Площадь была блокирована уже часа за два до назначенного срока. Собственно, основная работа возлагалась на одетых в штатское омоновцев, мы, оперативники, были на подхвате. Я, например, сидел в нашей "разгонке", укрытой в одном из боковых проездов, вместе с водителем Виталькой, который непрерывно травил бородатые анекдоты. Неожиданности не планировались.

Встреча должна была состояться в семнадцать часов. Как договорились, председатель "Розы" подъехал без пяти, вылез из своей "волги" и остался стоять с портфелем в руках. В десять минут шестого на площадь выехали голубые "Жигули". Еще через пару минут "москвич". Они остановились неподалеку от председателя, но никто не торопился выходить к нему. В обеих машинах сидело человек восемь. В семнадцать двадцать показался "мерседес" Золотцева. Он сам сидел за рулем, с ним были еще двое. Припарковавшись поодаль. Хулиган опустил боковое стекло. Вероятно, это было сигналом, потому что из "москвича" вылез небольшого росточка парень и вразвалочку направился к председателю. Коротко переговорив, он взял у него из рук портфель и так же неторопливо пошел через всю площадь к "мерседесу". Все шло самым замечательным образом, и тут председатель совершил непростительную глупость. Потом он, сокрушаясь, объяснял, что видел, как все дальше и дальше уносят его деньги, а никто не хватает преступника. Ему вдруг на нервной почве взбрело в голову, что милиционеры зазевались, и он, обернувшись, отчаянно замахал рукой.

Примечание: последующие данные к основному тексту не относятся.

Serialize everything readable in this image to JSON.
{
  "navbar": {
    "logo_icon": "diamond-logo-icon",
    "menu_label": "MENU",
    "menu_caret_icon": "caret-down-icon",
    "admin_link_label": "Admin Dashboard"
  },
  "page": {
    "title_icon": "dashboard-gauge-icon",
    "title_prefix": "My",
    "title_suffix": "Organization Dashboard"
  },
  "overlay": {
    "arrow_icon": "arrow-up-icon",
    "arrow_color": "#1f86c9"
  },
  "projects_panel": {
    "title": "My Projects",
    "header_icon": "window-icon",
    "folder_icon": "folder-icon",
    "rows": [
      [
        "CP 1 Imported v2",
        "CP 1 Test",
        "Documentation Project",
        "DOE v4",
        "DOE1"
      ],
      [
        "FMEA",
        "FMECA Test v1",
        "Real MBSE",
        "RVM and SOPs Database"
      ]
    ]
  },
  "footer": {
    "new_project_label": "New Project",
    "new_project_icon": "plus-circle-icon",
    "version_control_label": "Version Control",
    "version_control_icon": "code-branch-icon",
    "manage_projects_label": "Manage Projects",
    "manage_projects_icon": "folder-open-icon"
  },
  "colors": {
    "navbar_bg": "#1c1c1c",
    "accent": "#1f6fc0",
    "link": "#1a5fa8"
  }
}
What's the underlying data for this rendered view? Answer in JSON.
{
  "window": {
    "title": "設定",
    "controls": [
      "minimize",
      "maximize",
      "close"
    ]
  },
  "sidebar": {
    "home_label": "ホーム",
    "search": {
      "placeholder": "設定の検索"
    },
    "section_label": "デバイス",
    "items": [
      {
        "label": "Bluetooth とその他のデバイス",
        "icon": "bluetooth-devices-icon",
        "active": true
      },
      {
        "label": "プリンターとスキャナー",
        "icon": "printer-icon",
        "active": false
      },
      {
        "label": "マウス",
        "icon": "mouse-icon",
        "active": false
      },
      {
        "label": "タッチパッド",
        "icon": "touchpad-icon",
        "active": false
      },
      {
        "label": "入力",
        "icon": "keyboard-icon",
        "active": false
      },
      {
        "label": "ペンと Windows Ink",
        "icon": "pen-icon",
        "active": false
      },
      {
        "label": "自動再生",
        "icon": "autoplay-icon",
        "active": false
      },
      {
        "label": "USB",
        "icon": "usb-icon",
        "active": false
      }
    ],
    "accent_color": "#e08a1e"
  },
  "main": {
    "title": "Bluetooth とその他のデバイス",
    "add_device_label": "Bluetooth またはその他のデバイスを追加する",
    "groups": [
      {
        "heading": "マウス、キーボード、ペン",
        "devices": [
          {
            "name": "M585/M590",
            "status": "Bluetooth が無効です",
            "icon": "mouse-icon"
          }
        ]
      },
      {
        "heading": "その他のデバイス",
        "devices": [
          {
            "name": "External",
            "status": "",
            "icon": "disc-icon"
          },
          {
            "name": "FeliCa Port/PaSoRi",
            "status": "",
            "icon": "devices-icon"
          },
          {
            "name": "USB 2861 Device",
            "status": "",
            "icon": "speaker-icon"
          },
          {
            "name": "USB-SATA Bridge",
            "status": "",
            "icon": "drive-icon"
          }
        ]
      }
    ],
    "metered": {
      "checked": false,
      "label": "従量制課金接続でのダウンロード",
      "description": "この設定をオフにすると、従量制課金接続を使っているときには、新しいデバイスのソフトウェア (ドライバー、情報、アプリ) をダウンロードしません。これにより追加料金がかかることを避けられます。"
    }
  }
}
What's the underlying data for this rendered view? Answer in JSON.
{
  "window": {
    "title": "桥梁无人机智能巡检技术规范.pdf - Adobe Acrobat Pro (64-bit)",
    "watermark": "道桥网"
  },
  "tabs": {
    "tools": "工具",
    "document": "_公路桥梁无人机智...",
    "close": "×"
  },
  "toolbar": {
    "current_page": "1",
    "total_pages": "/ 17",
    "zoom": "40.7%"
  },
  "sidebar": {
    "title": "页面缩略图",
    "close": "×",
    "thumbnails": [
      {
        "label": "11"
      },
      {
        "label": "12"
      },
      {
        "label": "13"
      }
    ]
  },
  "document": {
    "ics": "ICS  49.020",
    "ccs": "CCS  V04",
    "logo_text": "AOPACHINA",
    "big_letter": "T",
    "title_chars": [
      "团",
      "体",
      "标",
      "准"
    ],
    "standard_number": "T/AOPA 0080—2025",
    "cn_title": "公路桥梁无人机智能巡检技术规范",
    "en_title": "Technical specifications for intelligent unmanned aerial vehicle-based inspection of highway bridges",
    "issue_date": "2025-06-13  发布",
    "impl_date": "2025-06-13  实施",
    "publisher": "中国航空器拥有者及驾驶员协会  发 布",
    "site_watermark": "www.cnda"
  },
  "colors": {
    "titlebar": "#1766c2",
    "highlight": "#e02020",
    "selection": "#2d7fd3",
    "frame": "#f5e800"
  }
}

У Хулигана оказалась отменная реакция. "Мерседес" рванул с места так, что пыль встала столбом. Через две секунды он пронесся мимо нас, и Виталик сумел показать, что его реакция не хуже. Все остальные остались сзади, но нашей старой разбитой "волге" было трудно тягаться с "мерседесом". Шансы уравнивала дорога - столько на ней было ям, трещин и ухабов.

- Остановитесь! - орал я в мегафон. - Милиция! Но Хулиган постепенно отрывался. Я открыл боковое окно, высунулся по пояс и выстрелил для начала в воздух. "Мерседес" вильнул и ушел вперед еще метра на три. Я выстрелил еще раз, целясь в колесо, но машину трясло, и пуля щелкнула в бампер.

- Держись! - заорал мне Виталик. - Обойду слева!

Он выскочил на обочину, скользя левыми колесами по самому краю кювета, и на секунду сумел поравняться с "мерседесом". Я увидел, как человек на заднем сиденье опускает стекло, одновременно поднимая обрез. И выстрелил в третий раз.

Золотцев ткнулся лицом в руль, "мерседес" круто ушел вправо, его перенесло через канаву, он дважды перевернулся и влетел в телеграфный столб.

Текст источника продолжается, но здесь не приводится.